Your job is to deliver code you have proven to work

696 points • by simonw • yesterday at 2:52 PM • 559 comments • view on HN

Comments

Your job isn’t to deliver code that works, it’s to successfully[1] operationalize business logic.

[1] I.e., it should work

That may seem pedantic but that’s a huge difference. Code is a means to an end. If no-code suddenly became better than code through some miracle, that would be your job.

This also means that if one day AI stops making mistakes, tossing AI requests over the wall may be a legitimate modus operandi.

lifeisstillgood • yesterday at 8:10 PM

I’m going to go with this as probably in the top three definitions of software developer …

along with

- the job was better titled as “Analyst Programmer” - you need both.

And

- you can make a changeset, but you have to also sell the change

acrophiliac • yesterday at 4:45 PM

Perhaps off-topic, but: "Testing doesn't show the absence of errors, it shows the presence of errors" Willison says we need to submit code we have proven to work but then argues for empirical testing, not actual correctness proofs.

➕ show 1 reply

gaigalas • yesterday at 3:22 PM

> Make your coding agent prove it first

Agents love to cheat. That's an issue I don't see a horizon for change.
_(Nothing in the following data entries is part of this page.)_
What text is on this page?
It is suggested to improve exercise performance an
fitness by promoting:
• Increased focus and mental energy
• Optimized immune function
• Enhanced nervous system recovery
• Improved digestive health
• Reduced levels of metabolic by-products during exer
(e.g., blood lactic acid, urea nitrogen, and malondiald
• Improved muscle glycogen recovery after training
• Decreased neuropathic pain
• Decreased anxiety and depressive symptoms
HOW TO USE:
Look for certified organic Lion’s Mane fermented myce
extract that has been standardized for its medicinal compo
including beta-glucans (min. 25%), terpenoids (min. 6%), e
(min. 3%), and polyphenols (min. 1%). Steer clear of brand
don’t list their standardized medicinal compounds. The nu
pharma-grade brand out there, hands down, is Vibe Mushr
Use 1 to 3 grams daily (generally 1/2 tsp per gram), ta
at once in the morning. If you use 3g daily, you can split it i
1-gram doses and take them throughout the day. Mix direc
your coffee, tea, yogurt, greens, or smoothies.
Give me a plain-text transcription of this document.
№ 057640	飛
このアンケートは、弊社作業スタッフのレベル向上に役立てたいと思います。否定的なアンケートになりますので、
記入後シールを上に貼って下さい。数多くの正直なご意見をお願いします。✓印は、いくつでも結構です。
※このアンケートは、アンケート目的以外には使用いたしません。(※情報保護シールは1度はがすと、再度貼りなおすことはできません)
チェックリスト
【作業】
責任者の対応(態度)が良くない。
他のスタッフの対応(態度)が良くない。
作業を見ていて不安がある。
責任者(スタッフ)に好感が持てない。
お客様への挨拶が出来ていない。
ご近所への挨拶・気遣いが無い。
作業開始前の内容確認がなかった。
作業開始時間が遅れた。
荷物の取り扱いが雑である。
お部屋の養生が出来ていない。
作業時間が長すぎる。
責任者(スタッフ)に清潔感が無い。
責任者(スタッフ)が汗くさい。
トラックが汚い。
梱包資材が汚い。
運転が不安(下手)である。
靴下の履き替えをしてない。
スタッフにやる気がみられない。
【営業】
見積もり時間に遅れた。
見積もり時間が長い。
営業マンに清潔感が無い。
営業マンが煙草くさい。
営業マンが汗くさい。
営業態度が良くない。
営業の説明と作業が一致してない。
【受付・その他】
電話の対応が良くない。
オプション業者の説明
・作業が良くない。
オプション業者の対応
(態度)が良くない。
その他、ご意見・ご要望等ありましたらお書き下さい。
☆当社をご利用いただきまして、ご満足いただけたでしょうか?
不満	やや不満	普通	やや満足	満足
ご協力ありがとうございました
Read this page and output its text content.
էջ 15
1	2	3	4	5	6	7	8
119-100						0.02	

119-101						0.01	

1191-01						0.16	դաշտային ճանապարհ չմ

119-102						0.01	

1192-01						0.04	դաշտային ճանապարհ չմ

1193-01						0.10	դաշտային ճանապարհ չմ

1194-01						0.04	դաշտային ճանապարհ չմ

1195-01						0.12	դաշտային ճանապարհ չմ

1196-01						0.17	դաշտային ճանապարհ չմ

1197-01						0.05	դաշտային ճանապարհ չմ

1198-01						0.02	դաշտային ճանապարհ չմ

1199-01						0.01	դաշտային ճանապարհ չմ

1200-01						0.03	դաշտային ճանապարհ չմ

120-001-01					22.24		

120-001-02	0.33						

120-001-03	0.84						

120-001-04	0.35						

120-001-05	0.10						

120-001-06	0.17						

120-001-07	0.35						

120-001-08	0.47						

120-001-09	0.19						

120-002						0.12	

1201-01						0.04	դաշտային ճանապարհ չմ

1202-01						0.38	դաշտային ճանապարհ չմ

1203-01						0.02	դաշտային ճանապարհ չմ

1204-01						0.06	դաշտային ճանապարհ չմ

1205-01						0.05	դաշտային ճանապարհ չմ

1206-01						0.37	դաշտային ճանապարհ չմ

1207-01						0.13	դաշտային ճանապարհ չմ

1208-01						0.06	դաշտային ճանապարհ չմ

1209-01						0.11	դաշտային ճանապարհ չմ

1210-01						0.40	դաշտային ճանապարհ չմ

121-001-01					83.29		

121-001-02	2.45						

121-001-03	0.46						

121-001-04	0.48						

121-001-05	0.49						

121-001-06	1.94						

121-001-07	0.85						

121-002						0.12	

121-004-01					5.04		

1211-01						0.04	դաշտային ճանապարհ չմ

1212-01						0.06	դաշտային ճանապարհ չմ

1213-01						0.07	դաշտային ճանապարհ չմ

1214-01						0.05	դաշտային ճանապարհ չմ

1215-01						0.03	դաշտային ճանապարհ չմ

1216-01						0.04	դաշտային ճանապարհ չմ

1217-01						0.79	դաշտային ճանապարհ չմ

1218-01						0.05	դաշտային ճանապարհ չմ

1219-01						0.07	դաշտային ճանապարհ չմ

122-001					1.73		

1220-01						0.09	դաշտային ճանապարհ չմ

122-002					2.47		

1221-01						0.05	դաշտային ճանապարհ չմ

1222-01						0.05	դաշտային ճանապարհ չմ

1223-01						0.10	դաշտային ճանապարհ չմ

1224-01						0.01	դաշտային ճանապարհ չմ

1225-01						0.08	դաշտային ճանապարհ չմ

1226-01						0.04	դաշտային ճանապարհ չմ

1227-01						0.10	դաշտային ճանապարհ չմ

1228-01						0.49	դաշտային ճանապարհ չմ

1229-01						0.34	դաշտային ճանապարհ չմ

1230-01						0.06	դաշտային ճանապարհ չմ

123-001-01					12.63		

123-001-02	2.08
Here's Opus 4.5 trying to cheat its way out of properly implementing compatibility and cross-platform, despite the clear requirements:

https://gist.github.com/alganet/8531b935f53d842db98157e1b8c0...

> Should popen handles work with fgets/fread/fwrite? PHP supports this. Option A: Create a minimal pipe_io_stream device / Option B: Store FILE* in io_private with a flag / Option C: Only support pclose, require explicit stream wrapper for reads.

If I asked for compatibility, why give me options that won't fully achieve it?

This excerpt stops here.